Berufsunfähigkeitsrente trotz Knast – unklare Vertragsbedingungen gehen zulasten des Versicherers
Trotz Gefängnisstrafe darf sich ein Finanzberater auf eine monatliche Berufsunfähigkeitsrente freuen. Der Finanzberater hatte einen Kunden um mehrere hunderttausend Euro geprellt und wurde deshalb zu einer 18-monatigen Haftstrafe verurteilt.
Das gegen ihn eingeleitete Strafverfahren setzte den Finanzberater psychisch unter Stress. Auf eine Hausdurchsuchung folgte Untersuchungshaft. Hierauf begab sich der Finanzberater in psychologische Behandlung bei einem Psychotherapeuten. Dieser diagnostizierte eine leichte Anpassungsstörung. Als Folge der Inhaftierung ab Winter 2008 verschlechterte sich jedoch der Gesundheitszustand des Finanzberaters drastisch. Es manifestierte sich eine schwerwiegende psychische Erkrankung, aufgrund derer der Finanzberater seinen Beruf nicht weiter ausüben konnte. Zudem hatte der Finanzberater seinen Versicherungsvertrag bereits zum Februar 2009 gekündigt.

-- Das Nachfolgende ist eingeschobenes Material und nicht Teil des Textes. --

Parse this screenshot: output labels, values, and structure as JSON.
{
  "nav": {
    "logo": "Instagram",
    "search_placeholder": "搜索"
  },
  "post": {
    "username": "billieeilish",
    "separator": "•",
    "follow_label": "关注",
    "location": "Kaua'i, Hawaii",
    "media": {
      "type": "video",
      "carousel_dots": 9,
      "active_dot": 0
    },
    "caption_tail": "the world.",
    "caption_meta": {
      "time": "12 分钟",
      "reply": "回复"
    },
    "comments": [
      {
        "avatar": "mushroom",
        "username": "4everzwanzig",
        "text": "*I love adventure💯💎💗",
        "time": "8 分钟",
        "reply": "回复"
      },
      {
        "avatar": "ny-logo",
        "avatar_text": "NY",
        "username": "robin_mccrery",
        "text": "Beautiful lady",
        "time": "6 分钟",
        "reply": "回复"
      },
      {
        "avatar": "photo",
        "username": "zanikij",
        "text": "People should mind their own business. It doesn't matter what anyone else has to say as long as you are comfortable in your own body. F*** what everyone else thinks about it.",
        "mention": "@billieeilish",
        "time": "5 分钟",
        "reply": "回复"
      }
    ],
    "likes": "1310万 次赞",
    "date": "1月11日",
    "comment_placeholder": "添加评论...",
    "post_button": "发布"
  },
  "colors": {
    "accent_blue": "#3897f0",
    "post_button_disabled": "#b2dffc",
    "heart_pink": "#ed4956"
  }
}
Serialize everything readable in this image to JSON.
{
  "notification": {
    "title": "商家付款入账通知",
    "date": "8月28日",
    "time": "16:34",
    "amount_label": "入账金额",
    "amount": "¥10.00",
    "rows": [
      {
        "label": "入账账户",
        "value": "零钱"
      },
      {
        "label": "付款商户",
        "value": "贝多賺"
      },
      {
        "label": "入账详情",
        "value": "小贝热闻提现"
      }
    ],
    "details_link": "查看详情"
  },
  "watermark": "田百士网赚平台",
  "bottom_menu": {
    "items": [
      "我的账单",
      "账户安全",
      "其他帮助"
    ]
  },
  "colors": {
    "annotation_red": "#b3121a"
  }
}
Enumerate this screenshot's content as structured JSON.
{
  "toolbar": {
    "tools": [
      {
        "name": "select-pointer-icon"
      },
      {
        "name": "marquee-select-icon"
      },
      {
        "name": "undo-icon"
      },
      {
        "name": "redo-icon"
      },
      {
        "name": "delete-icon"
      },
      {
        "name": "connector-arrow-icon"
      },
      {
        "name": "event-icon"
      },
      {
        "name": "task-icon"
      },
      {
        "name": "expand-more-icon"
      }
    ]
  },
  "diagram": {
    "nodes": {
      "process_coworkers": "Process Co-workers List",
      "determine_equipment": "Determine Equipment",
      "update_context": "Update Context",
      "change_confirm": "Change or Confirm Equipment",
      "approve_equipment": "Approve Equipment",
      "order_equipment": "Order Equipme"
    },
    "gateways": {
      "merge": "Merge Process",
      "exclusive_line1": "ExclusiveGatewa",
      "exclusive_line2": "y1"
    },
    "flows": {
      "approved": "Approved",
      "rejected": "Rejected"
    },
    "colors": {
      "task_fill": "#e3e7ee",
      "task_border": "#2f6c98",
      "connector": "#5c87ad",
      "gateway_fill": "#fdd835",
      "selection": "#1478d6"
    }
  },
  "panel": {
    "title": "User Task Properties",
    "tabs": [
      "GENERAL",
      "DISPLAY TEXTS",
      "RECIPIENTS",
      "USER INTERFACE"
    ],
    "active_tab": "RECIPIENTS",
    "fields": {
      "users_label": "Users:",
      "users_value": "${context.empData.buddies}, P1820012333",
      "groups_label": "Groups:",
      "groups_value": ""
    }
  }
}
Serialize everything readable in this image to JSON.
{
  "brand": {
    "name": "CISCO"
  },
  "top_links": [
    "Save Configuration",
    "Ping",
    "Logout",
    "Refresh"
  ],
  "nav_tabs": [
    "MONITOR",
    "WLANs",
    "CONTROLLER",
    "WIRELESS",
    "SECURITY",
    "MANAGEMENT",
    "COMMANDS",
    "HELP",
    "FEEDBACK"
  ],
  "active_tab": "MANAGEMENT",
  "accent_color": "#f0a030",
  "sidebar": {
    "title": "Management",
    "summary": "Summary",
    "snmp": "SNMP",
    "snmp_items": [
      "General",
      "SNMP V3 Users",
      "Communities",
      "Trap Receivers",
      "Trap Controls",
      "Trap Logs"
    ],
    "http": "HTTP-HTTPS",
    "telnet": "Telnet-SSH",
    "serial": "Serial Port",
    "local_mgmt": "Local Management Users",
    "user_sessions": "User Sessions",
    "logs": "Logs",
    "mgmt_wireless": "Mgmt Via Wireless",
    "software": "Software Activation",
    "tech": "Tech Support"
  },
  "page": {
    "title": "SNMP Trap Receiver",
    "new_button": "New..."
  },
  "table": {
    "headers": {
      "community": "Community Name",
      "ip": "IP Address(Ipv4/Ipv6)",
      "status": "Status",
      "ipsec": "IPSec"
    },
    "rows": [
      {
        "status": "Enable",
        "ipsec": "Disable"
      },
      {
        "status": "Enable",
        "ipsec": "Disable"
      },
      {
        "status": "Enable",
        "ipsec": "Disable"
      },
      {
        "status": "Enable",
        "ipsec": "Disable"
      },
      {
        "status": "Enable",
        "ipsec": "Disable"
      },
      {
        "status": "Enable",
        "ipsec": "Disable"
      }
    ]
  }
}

Den Leistungsantrag des Versicherungsnehmers auf Auszahlung einer Berufsunfähigkeitsrente lehnte der Berufsunfähigkeitsversicherer mit der Begründung ab, nicht die bereits vor der Inhaftierung aufgetretene psychische Erkrankung, sondern erst die Gefängnisstrafe selbst habe die Unfähigkeit, den zuletzt ausgeübten Beruf auszuüben, verursacht. Dieser Rechtsauffassung schloss sich auch das Landgericht in seinem erstinstanzlichen Urteil an.
Nicht so das Oberlandesgericht Karlsruhe. Dieses hob mit seiner Entscheidung 12 U 5/15 vom 03.03.2016 das Urteil der Vorinstanz auf und verurteilte den Versicherer zur Zahlung der vollen Berufsunfähigkeitsrente. Das Oberlandesgericht Karlsruhe ging davon aus, dass es vorliegend nicht darauf ankomme, ob bis zur Vertragsauflösung am 30. März 2009 eine schlechte Gesundheitsprognose gestellt werden konnte. Die zugrunde liegenden Versicherungsbedingungen seien mehrdeutig und intransparent. Aus diesem Grund müsse entsprechend der Rechtsprechung des Bundesgerichtshofes die für den Versicherungsnehmer günstigste Auslegungsvariante zugrunde gelegt werden. Für den Erhalt der Berufsunfähigkeitsrente reiche danach aus, dass der Kläger bis zur Beendigung des Versicherungsvertrages an einer psychischen Erkrankung litt, auch wenn die geforderte schlechte Gesundheitsprognose erst nach der Vertragsbeendigung gestellt werden konnte. Ausdrücklich widersprach der Senat zudem der Rechtsauffassung des Landgerichts, nach welcher die Versicherung schon aufgrund der Inhaftierung des Finanzberaters leistungsfrei sei. Entsprechende Ausschlussgründe fanden sich in den Allgemeinen Versicherungsbedingungen des Versicherers nicht. Aus diesem Grund sei allein ausschlaggebend, dass eine bedingungsgemäße Berufsunfähigkeit auch auf der psychischen Erkrankung beruhe.
Die Entscheidung zeigt, dass dem genauen Wortlaut des Versicherungsvertrages im Versicherungsrecht große Bedeutung beizumessen ist. Da bei einer Mehrdeutigkeit stets die für den Versicherungsnehmer günstigste Vertragsauslegung zugrunde zu legen ist, sollte der Vertragstext stets einer genauen Kontrolle unterzogen werden. Mehrdeutigkeiten im Vertragstext sind oft nur durch das geübte Auge eines routinierten Versicherungsrechtlers erkennbar.